В первое мгновение Нардх даже растерялся от подобной дерзости – никто и никогда не оспаривал его решения таким образом. Почти никто… Он пристально вгляделся в юнца, которого первый амир упорно называл его внуком, – вгляделся и ощутил приступ дурноты. Память как будто отбросила его на семнадцать лет назад, когда чуть более взрослая копия этого сопляка стояла перед ним – и говорила так же: «Нет, царь, ты можешь казнить меня, но не дочь, пока она не родит».

– И… почему суд не закончен? – наконец спросил он.

– Младший гвардеец Рагдар Кханк состоит в моей свите. По Кодексу ульмийского воина я несу ответственность за своего подчиненного. Я признаю, что он не должен был отсекать руку сына второго амира, и сожалею, что сам не сохранил должную дисциплину. Поэтому хочу разделить наказание со своим подчиненным согласно пятой части Кодекса.

– Я тоже… разделить хочу, – вперед выступил Нартор. – Я там был и, будь моя воля, с удовольствием бы отсек этому… и вторую руку.

– Я с ними. – Бальвир не стал сотрясать воздух громкими словами.

– Триста плетей на четверых, мой царь! Вот справедливый суд!

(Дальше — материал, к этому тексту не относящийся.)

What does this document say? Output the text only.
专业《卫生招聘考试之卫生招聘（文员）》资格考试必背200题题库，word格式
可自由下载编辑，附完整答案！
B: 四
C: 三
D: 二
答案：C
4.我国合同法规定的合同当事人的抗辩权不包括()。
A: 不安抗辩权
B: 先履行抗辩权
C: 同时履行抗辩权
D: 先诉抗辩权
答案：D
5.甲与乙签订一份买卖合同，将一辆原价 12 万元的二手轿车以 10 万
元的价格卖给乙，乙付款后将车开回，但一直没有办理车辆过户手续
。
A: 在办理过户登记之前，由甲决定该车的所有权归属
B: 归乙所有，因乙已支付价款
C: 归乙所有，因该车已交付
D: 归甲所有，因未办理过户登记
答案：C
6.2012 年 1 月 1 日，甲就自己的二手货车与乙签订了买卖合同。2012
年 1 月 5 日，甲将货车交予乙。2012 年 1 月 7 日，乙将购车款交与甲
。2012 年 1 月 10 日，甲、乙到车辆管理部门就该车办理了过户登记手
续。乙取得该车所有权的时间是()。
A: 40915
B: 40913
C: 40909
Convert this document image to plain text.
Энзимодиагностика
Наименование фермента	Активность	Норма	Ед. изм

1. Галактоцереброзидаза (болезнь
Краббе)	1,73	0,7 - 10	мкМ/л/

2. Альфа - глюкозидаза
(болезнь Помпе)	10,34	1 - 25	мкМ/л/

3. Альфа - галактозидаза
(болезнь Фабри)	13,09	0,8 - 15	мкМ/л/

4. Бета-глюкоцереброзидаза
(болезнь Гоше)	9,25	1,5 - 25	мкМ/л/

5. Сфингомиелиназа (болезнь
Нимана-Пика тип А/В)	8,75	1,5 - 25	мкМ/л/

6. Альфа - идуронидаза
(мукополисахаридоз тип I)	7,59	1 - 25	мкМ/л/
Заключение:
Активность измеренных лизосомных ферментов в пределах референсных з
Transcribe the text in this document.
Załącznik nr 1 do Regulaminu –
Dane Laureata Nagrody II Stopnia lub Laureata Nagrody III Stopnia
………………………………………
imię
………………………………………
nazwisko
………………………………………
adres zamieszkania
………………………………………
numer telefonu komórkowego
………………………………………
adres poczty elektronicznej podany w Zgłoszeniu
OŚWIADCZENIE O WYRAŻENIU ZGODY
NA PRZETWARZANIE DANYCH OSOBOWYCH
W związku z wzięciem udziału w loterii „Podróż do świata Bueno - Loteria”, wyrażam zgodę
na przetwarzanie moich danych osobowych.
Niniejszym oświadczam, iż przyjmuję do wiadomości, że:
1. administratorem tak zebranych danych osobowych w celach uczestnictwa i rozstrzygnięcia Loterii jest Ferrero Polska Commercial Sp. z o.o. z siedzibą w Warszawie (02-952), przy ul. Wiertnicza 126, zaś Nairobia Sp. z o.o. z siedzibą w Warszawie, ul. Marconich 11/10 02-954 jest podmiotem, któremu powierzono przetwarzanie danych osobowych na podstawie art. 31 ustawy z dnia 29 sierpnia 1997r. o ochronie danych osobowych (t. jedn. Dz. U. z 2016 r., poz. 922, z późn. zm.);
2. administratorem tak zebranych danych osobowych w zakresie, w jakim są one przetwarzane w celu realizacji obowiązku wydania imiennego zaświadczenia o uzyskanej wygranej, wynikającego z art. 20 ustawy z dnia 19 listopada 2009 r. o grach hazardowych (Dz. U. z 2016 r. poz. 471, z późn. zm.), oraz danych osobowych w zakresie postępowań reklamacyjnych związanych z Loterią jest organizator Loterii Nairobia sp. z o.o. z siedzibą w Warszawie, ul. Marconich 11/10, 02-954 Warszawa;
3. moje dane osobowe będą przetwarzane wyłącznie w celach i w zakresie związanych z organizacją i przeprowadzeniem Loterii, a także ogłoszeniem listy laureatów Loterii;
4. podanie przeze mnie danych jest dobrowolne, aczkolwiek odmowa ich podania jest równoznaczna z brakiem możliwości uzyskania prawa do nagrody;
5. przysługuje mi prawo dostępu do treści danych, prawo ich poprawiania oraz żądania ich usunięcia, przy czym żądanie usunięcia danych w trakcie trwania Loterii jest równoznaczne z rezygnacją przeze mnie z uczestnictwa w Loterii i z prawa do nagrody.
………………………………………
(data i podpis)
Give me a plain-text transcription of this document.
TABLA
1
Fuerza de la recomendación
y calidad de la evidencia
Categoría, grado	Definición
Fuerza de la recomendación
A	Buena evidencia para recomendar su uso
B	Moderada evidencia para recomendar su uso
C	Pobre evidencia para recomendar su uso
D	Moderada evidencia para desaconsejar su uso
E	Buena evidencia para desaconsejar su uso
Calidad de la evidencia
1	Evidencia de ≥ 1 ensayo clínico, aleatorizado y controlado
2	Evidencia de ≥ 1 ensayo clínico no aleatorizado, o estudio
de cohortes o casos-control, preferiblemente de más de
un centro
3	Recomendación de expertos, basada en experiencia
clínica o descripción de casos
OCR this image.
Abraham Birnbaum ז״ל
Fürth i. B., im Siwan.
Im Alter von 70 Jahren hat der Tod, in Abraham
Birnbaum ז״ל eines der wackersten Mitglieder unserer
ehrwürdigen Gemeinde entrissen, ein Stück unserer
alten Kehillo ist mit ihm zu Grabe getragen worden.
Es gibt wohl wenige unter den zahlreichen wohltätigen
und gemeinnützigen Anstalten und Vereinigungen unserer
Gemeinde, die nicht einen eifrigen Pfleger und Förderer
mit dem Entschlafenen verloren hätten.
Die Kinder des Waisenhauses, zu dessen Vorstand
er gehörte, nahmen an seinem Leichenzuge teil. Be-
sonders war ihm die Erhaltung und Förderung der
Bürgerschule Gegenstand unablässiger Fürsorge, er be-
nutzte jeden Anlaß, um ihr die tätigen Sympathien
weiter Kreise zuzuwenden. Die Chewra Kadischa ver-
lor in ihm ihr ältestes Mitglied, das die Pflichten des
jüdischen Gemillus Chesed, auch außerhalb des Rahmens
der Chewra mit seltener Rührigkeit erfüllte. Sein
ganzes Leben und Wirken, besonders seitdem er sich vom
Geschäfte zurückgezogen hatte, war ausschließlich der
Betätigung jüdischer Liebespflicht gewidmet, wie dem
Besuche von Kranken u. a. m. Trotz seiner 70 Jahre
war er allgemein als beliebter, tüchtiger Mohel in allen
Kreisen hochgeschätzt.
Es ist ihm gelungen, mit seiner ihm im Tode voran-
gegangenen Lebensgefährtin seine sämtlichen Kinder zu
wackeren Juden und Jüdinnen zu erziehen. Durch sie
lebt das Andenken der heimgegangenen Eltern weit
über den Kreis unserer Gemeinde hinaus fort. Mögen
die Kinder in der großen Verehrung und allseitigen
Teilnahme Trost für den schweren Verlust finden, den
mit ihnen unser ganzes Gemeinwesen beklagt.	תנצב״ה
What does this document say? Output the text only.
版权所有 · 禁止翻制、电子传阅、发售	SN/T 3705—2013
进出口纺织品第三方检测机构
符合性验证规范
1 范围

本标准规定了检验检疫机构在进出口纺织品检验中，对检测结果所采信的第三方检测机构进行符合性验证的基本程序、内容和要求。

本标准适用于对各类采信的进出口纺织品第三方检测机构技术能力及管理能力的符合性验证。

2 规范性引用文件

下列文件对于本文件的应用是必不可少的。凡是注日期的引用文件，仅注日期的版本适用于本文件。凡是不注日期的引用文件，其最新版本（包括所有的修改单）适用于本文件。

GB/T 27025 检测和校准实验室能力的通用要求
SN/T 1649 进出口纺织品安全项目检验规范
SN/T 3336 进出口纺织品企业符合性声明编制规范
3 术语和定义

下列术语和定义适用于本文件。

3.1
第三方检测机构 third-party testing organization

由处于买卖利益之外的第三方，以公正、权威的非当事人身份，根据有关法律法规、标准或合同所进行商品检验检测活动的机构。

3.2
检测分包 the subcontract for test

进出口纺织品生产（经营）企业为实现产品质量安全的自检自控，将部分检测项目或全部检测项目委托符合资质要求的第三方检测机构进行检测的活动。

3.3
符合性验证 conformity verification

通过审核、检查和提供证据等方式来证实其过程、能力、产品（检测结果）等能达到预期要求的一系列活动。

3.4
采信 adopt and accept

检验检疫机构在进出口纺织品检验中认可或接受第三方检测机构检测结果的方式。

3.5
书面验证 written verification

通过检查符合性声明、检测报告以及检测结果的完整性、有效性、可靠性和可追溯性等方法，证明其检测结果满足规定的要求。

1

Двор замер – происходило нечто беспрецедентное. Но Нардх как будто ослеп и оглох: сингварец Карвен из царского рода Лентган стоял перед ним, закованный в цепи, жестоко избитый, но не сломленный: «Ты дал слово, что выполнишь мое желание. Вот оно: сохрани жизни своей дочери и ее ребенка!» – «Я давал одно слово, а жизни две». – «Тогда ребенку…»

Нардх встал с трона и подошел к Вальдерасу. Пристально рассматривая его, он кончиками пальцев коснулся пряди золотистых волос, прикрывавшей шрам от потерянного глаза. Перед ним было лицо ненавистного врага, лишившего чести его дочь, обрекшего ульмийское царство на тьму Господина Запределья. И этот же юноша был сыном его возлюбленной, но обреченной Даэрры, единственным напоминанием о том, что она вообще жила… Любовь и ненависть одновременно терзали душу Нардха, как волки, и жалили, как змеи.

– Плети? По царскому телу? – наконец собрался он с мыслями. – Нет, так не пойдет. Ты, – повернулся он к Тарвеллу, – выплатишь виру второму амиру. Благодари моего внука. А ты, – уже к Вальдерасу, – ты явишься ко мне завтра.